The Food and Drug Administration recently approved a vaccine against chikungunya (pronounced chi-kuhn-goo-nyuh), a virus spread by mosquitoes in tropical areas across the globe. Most infections are mild and patients recover, but there are reasons having a vaccine makes sense: chikungunya spreads like wildfire, there is no treatment and it can cause devastating long-term disability. Prevention is our best defense.
Chikungunya virus causes a disease similar to dengue fever, with high fever, headache, pain behind the eyes, sore throat, fatigue, body aches, joint pains and a red, spotty rash. Symptoms resolve for most people after a week to 10 days, but debilitating joint pain can persist for months or longer in others. The name chikungunya, from the Maconde language of eastern Africa, means “that which bends up,” which is appropriate for a disease that causes people to double over from pain.
The single-dose vaccine, named Ixchiq, is the first approved vaccine in the U.S. against chikungunya. Adults 18 years of age or older who are at risk of disease are eligible to receive it. The vaccine contains live-attenuated virus, meaning the virus in the vaccine does not reproduce as efficiently as the natural chikungunya virus, but it can cause mild symptoms similar to actual infection. Common vaccine side effects included “headache, fatigue, muscle pain, joint pain, fever, nausea and tenderness at the injection site.”
How Does It Spread?
Chikungunya causes explosive outbreaks spread by Aedes mosquitoes. These mosquitoes are found worldwide, bite during the day and also spread zika and dengue viruses. They are different than Anopheles mosquitoes that spread malaria and generally bite from dusk until dawn. Aedes mosquitoes reproduce in discarded tires and other vessels containing water around the home. The historically efficient vector was Aedes aegypti; however, an interesting phenomenon occurred in 2005. There was a slight alteration of the virus genome, which allowed it to spread more efficiently with a more common mosquito, Aedes albopictus. That facilitated a massive pandemic in 2005 on La Réunion island and neighboring areas around the Indian Ocean. In 2013, chikungunya arrived in the Americas for the first time and it subsequently tore through the Caribbean islands.
Is The United States At Risk?
Yes. Before 2006, chikungunya rarely occurred in U.S. travelers. Then between 2006-2013, we had about 28 cases per year, but those cases were infected outside the U.S. The situation changed after the Caribbean outbreak and chikungunya arrived at our shores in 2014, with affected areas in Florida, the U.S. Virgin Islands and more severely in Puerto Rico (over 30,000 suspected cases).
The continental U.S. dodged a bullet, though, with fewer cases than feared.

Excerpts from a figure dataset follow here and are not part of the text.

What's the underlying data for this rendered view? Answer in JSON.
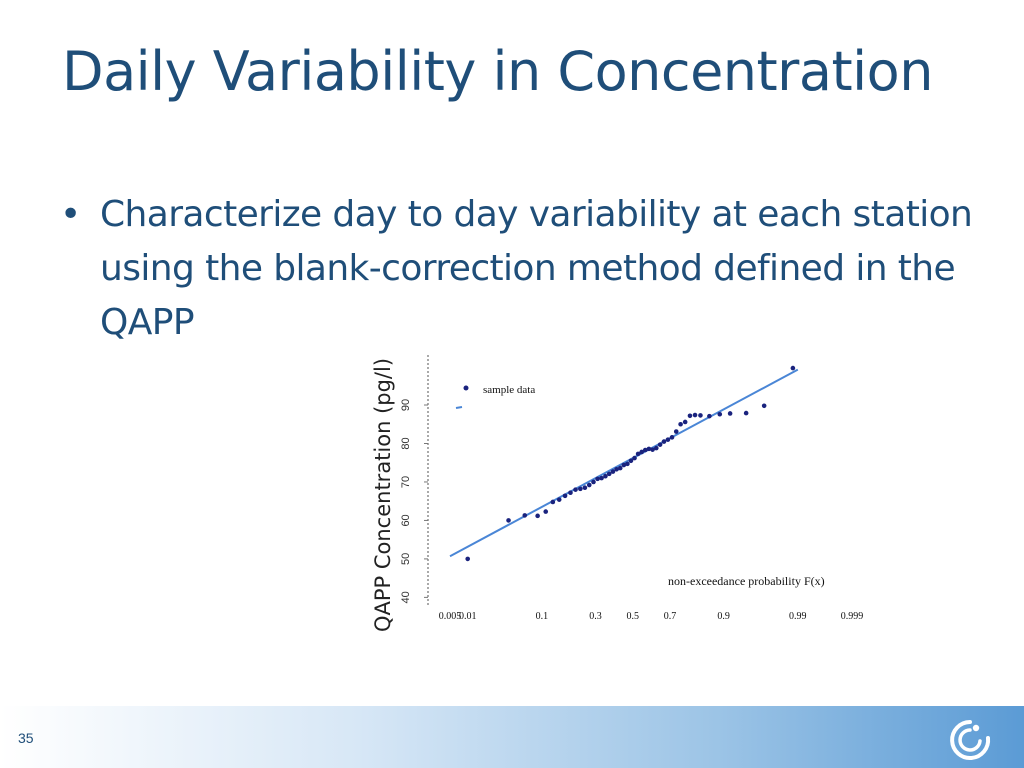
{
  "slide": {
    "title": "Daily Variability in Concentration",
    "bullets": [
      "Characterize day to day variability at each station using the blank-correction method defined in the QAPP"
    ],
    "page_number": "35",
    "logo_icon": "swirl-logo-icon"
  },
  "chart_data": {
    "type": "scatter",
    "ylabel": "QAPP Concentration (pg/l)",
    "xlabel": "non-exceedance probability F(x)",
    "x_scale": "normal-probability",
    "x_ticks": [
      "0.005",
      "0.01",
      "0.1",
      "0.3",
      "0.5",
      "0.7",
      "0.9",
      "0.99",
      "0.999"
    ],
    "y_ticks": [
      "40",
      "50",
      "60",
      "70",
      "80",
      "90"
    ],
    "ylim": [
      37.5,
      103
    ],
    "legend": {
      "label": "sample data",
      "position": "top-left"
    },
    "grid": false,
    "colors": {
      "points": "#1a237e",
      "fit_line": "#4a86d6",
      "text": "#1f4e79"
    },
    "series": [
      {
        "name": "sample data",
        "points": [
          [
            0.01,
            50
          ],
          [
            0.04,
            60
          ],
          [
            0.064,
            61.3
          ],
          [
            0.09,
            61.2
          ],
          [
            0.11,
            62.3
          ],
          [
            0.13,
            64.8
          ],
          [
            0.15,
            65.4
          ],
          [
            0.17,
            66.4
          ],
          [
            0.19,
            67.2
          ],
          [
            0.21,
            68
          ],
          [
            0.23,
            68.2
          ],
          [
            0.25,
            68.5
          ],
          [
            0.27,
            69.2
          ],
          [
            0.29,
            70
          ],
          [
            0.31,
            70.8
          ],
          [
            0.33,
            71
          ],
          [
            0.35,
            71.5
          ],
          [
            0.37,
            72.1
          ],
          [
            0.39,
            72.7
          ],
          [
            0.41,
            73.3
          ],
          [
            0.43,
            73.6
          ],
          [
            0.45,
            74.4
          ],
          [
            0.47,
            74.7
          ],
          [
            0.49,
            75.5
          ],
          [
            0.51,
            76.2
          ],
          [
            0.53,
            77.3
          ],
          [
            0.55,
            77.8
          ],
          [
            0.57,
            78.3
          ],
          [
            0.59,
            78.6
          ],
          [
            0.61,
            78.4
          ],
          [
            0.63,
            78.8
          ],
          [
            0.65,
            79.7
          ],
          [
            0.67,
            80.5
          ],
          [
            0.69,
            81
          ],
          [
            0.71,
            81.6
          ],
          [
            0.73,
            83.1
          ],
          [
            0.75,
            85
          ],
          [
            0.77,
            85.6
          ],
          [
            0.79,
            87.2
          ],
          [
            0.81,
            87.4
          ],
          [
            0.83,
            87.3
          ],
          [
            0.86,
            87.1
          ],
          [
            0.89,
            87.6
          ],
          [
            0.915,
            87.8
          ],
          [
            0.945,
            87.9
          ],
          [
            0.968,
            89.8
          ],
          [
            0.988,
            99.6
          ]
        ]
      }
    ],
    "fit_line": [
      [
        0.005,
        50.7
      ],
      [
        0.99,
        99.2
      ]
    ]
  }
}
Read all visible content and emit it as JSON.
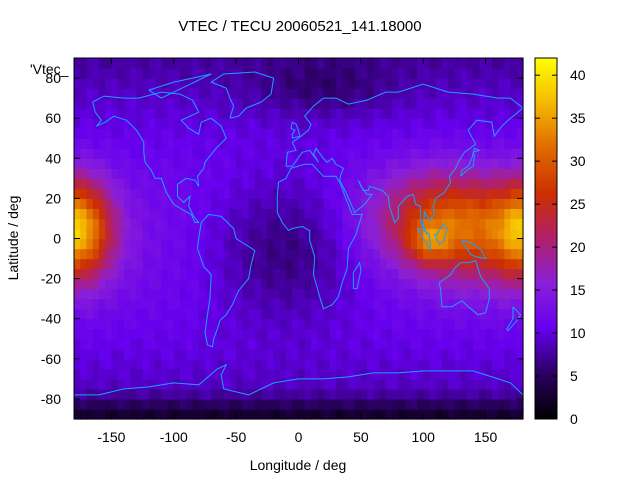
{
  "chart_data": {
    "type": "heatmap",
    "title": "VTEC / TECU 20060521_141.18000",
    "xlabel": "Longitude / deg",
    "ylabel": "Latitude / deg",
    "series_label": "'Vtec_",
    "xlim": [
      -180,
      180
    ],
    "ylim": [
      -90,
      90
    ],
    "x_ticks": [
      "-150",
      "-100",
      "-50",
      "0",
      "50",
      "100",
      "150"
    ],
    "y_ticks": [
      "-80",
      "-60",
      "-40",
      "-20",
      "0",
      "20",
      "40",
      "60",
      "80"
    ],
    "colorbar": {
      "range": [
        0,
        42
      ],
      "ticks": [
        "0",
        "5",
        "10",
        "15",
        "20",
        "25",
        "30",
        "35",
        "40"
      ],
      "colors": [
        "#000000",
        "#2a0060",
        "#6600ee",
        "#8a1fd8",
        "#b0206a",
        "#cc2f00",
        "#e06a00",
        "#f5b800",
        "#ffff00"
      ]
    },
    "grid": {
      "lon_step": 5,
      "lat_step": 5
    },
    "tec_features": [
      {
        "lon": 115,
        "lat": 10,
        "amplitude": 14,
        "sigma_lon": 40,
        "sigma_lat": 17
      },
      {
        "lon": 105,
        "lat": -2,
        "amplitude": 8,
        "sigma_lon": 12,
        "sigma_lat": 7
      },
      {
        "lon": 150,
        "lat": 0,
        "amplitude": 8,
        "sigma_lon": 35,
        "sigma_lat": 18
      },
      {
        "lon": -175,
        "lat": 5,
        "amplitude": 18,
        "sigma_lon": 18,
        "sigma_lat": 17
      },
      {
        "lon": -10,
        "lat": -5,
        "amplitude": -6,
        "sigma_lon": 45,
        "sigma_lat": 25
      },
      {
        "lon": 20,
        "lat": 75,
        "amplitude": -3,
        "sigma_lon": 40,
        "sigma_lat": 10
      }
    ],
    "coastline_color": "#1ca0ff"
  }
}
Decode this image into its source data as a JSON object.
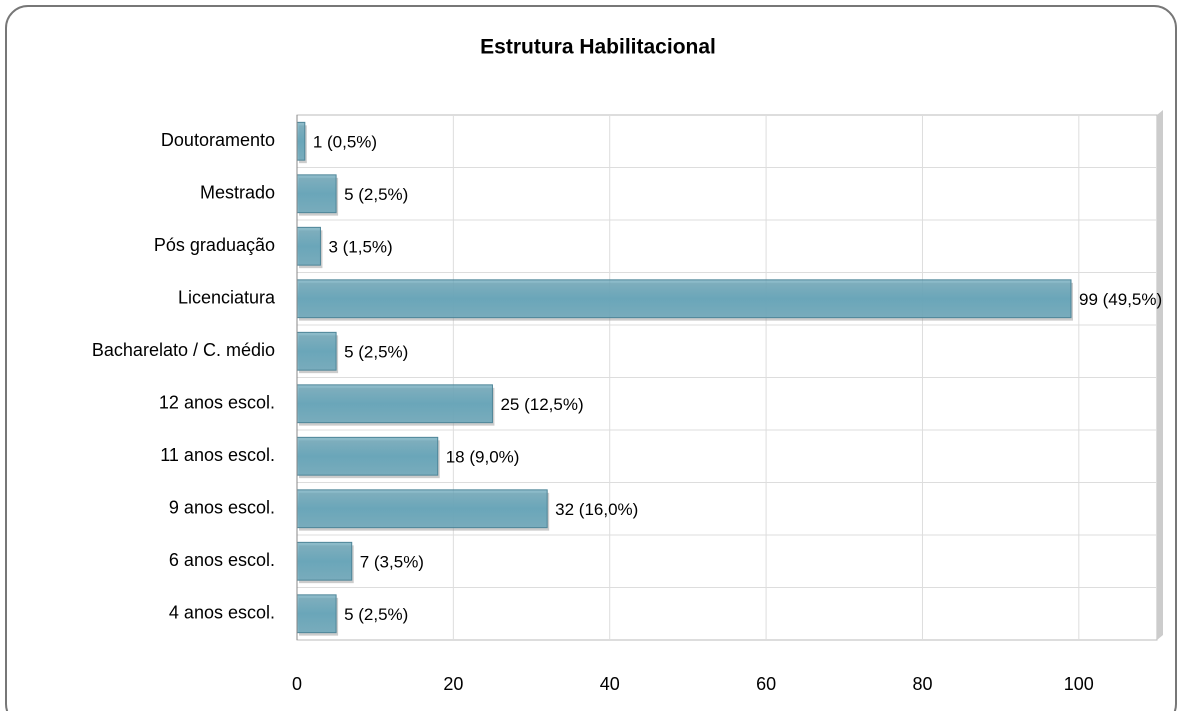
{
  "chart_data": {
    "type": "bar",
    "orientation": "horizontal",
    "title": "Estrutura Habilitacional",
    "categories": [
      "Doutoramento",
      "Mestrado",
      "Pós graduação",
      "Licenciatura",
      "Bacharelato / C. médio",
      "12 anos escol.",
      "11 anos escol.",
      "9 anos escol.",
      "6 anos escol.",
      "4 anos escol."
    ],
    "values": [
      1,
      5,
      3,
      99,
      5,
      25,
      18,
      32,
      7,
      5
    ],
    "value_labels": [
      "1 (0,5%)",
      "5 (2,5%)",
      "3 (1,5%)",
      "99 (49,5%)",
      "5 (2,5%)",
      "25 (12,5%)",
      "18 (9,0%)",
      "32 (16,0%)",
      "7 (3,5%)",
      "5 (2,5%)"
    ],
    "color": "#6aa6b9",
    "xlim": [
      0,
      110
    ],
    "xticks": [
      0,
      20,
      40,
      60,
      80,
      100
    ],
    "grid": true
  }
}
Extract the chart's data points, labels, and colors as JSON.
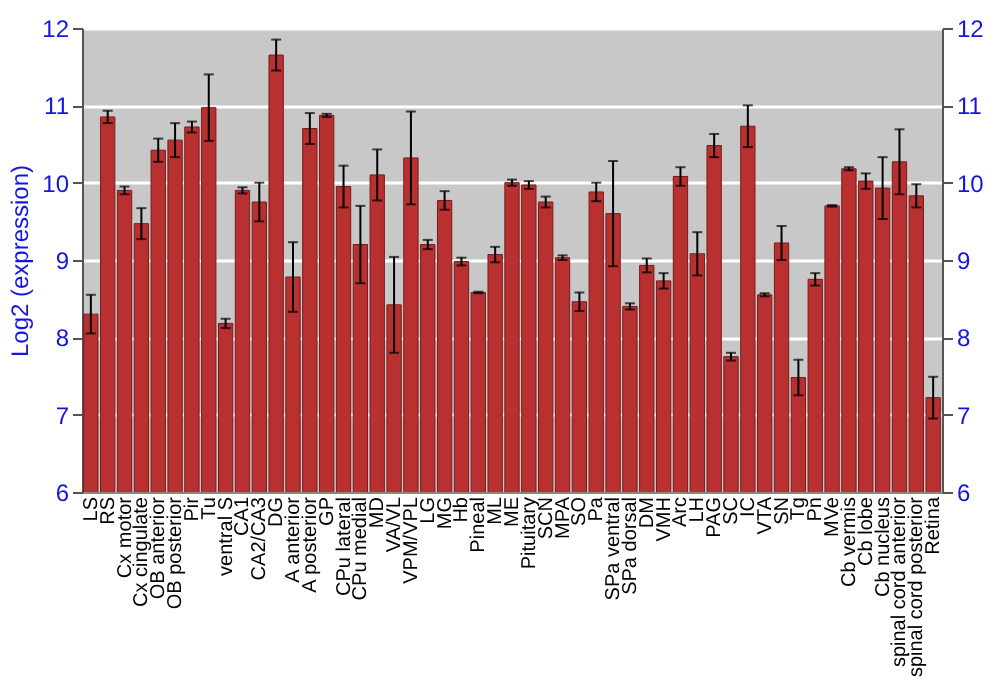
{
  "chart_data": {
    "type": "bar",
    "ylabel": "Log2 (expression)",
    "categories": [
      "LS",
      "RS",
      "Cx motor",
      "Cx cingulate",
      "OB anterior",
      "OB posterior",
      "Pir",
      "Tu",
      "ventral S",
      "CA1",
      "CA2/CA3",
      "DG",
      "A anterior",
      "A posterior",
      "GP",
      "CPu lateral",
      "CPu medial",
      "MD",
      "VA/VL",
      "VPM/VPL",
      "LG",
      "MG",
      "Hb",
      "Pineal",
      "ML",
      "ME",
      "Pituitary",
      "SCN",
      "MPA",
      "SO",
      "Pa",
      "SPa ventral",
      "SPa dorsal",
      "DM",
      "VMH",
      "Arc",
      "LH",
      "PAG",
      "SC",
      "IC",
      "VTA",
      "SN",
      "Tg",
      "Pn",
      "MVe",
      "Cb vermis",
      "Cb lobe",
      "Cb nucleus",
      "spinal cord anterior",
      "spinal cord posterior",
      "Retina"
    ],
    "values": [
      8.3,
      10.85,
      9.9,
      9.47,
      10.42,
      10.55,
      10.72,
      10.97,
      8.18,
      9.9,
      9.75,
      11.65,
      8.78,
      10.7,
      10.87,
      9.95,
      9.2,
      10.1,
      8.42,
      10.32,
      9.2,
      9.77,
      8.98,
      8.58,
      9.07,
      10.0,
      9.97,
      9.75,
      9.03,
      8.46,
      9.88,
      9.6,
      8.4,
      8.93,
      8.73,
      10.08,
      9.08,
      10.48,
      7.75,
      10.73,
      8.55,
      9.22,
      7.48,
      8.75,
      9.7,
      10.18,
      10.02,
      9.93,
      10.27,
      9.83,
      7.22
    ],
    "errors": [
      0.25,
      0.08,
      0.05,
      0.2,
      0.15,
      0.22,
      0.07,
      0.43,
      0.06,
      0.04,
      0.25,
      0.2,
      0.45,
      0.2,
      0.02,
      0.27,
      0.5,
      0.33,
      0.62,
      0.6,
      0.06,
      0.12,
      0.05,
      0.01,
      0.1,
      0.04,
      0.05,
      0.07,
      0.03,
      0.12,
      0.12,
      0.68,
      0.04,
      0.09,
      0.1,
      0.12,
      0.28,
      0.15,
      0.05,
      0.27,
      0.02,
      0.22,
      0.23,
      0.08,
      0.01,
      0.02,
      0.1,
      0.4,
      0.42,
      0.15,
      0.27
    ],
    "color": "#b83030",
    "ylim": [
      6,
      12
    ],
    "yticks": [
      6,
      7,
      8,
      9,
      10,
      11,
      12
    ],
    "y2lim": [
      6,
      12
    ],
    "y2ticks": [
      6,
      7,
      8,
      9,
      10,
      11,
      12
    ],
    "grid": "y"
  }
}
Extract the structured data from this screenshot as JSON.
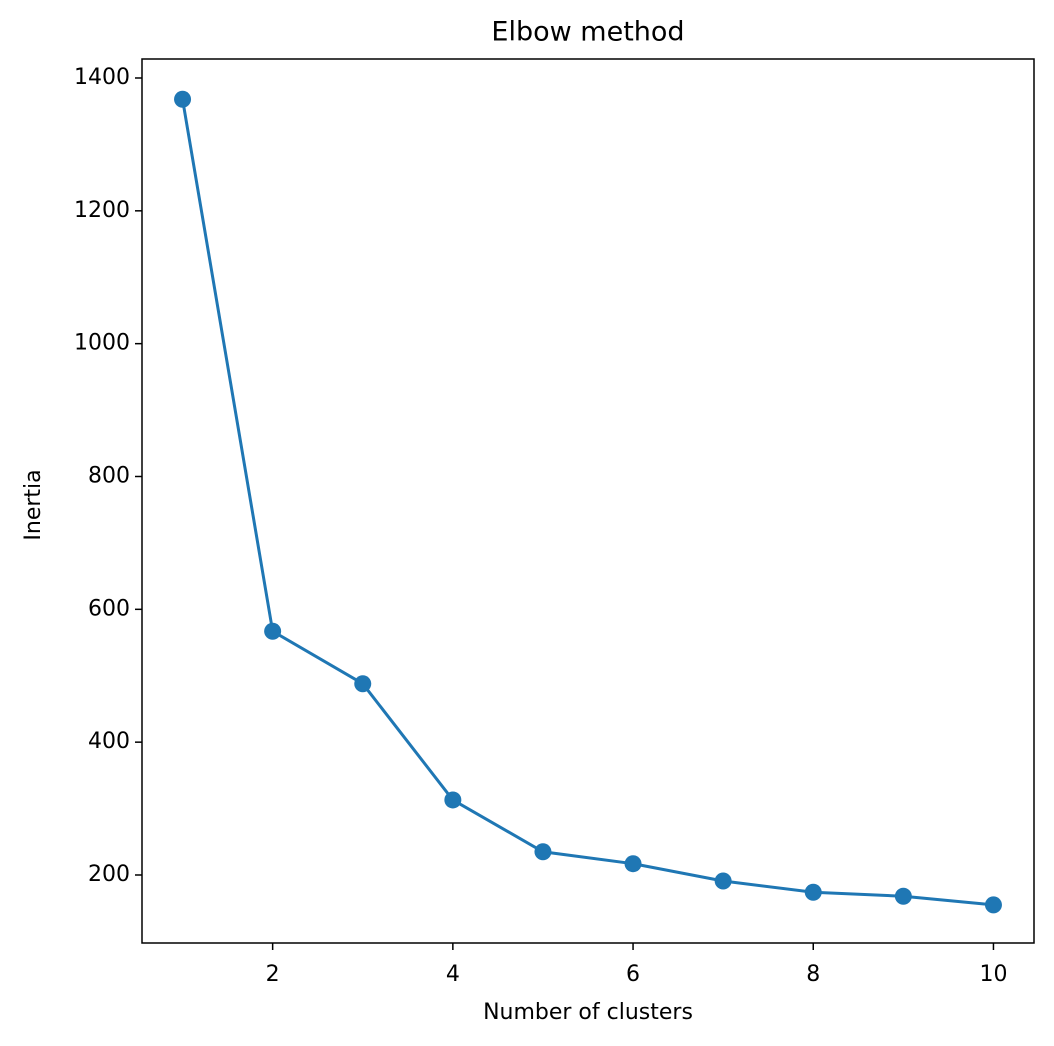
{
  "chart_data": {
    "type": "line",
    "title": "Elbow method",
    "x_label": "Number of clusters",
    "y_label": "Inertia",
    "x": [
      1,
      2,
      3,
      4,
      5,
      6,
      7,
      8,
      9,
      10
    ],
    "series": [
      {
        "color": "#1f77b4",
        "values": [
          1368,
          567,
          488,
          313,
          235,
          217,
          191,
          174,
          168,
          155
        ]
      }
    ],
    "xlim": [
      0.55,
      10.45
    ],
    "xticks": [
      2,
      4,
      6,
      8,
      10
    ],
    "ylim": [
      97.6,
      1428.6
    ],
    "yticks": [
      200,
      400,
      600,
      800,
      1000,
      1200,
      1400
    ],
    "grid": false,
    "marker": "circle"
  }
}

It probably helps that we have widespread air conditioning and window screens in our southern states, which reduces contact with mosquitoes. We remain vulnerable, though, since we still have the mosquito vectors, primarily in the central and southeast parts of the United States.
How Can I Reduce My Risk?
Minimizing risk focuses on avoiding mosquito bites when living in or visiting an area with active spread of chikungunya, including staying indoors in screened areas during the daytime, using bed nets, using insect repellant and wearing long, loose-fitting clothing. By avoiding Aedes mosquitoes, you reduce your risk of infection from chikungunya as well as dengue and zika viruses.
Do I Need The Vaccine?
If you live in an area with possible exposure to Aedes mosquitoes with active chikungunya spread or are traveling to an at-risk location in Africa, Southeast Asia, or parts of the Americas with ongoing spread, talk to your healthcare provider about possibly getting the vaccine.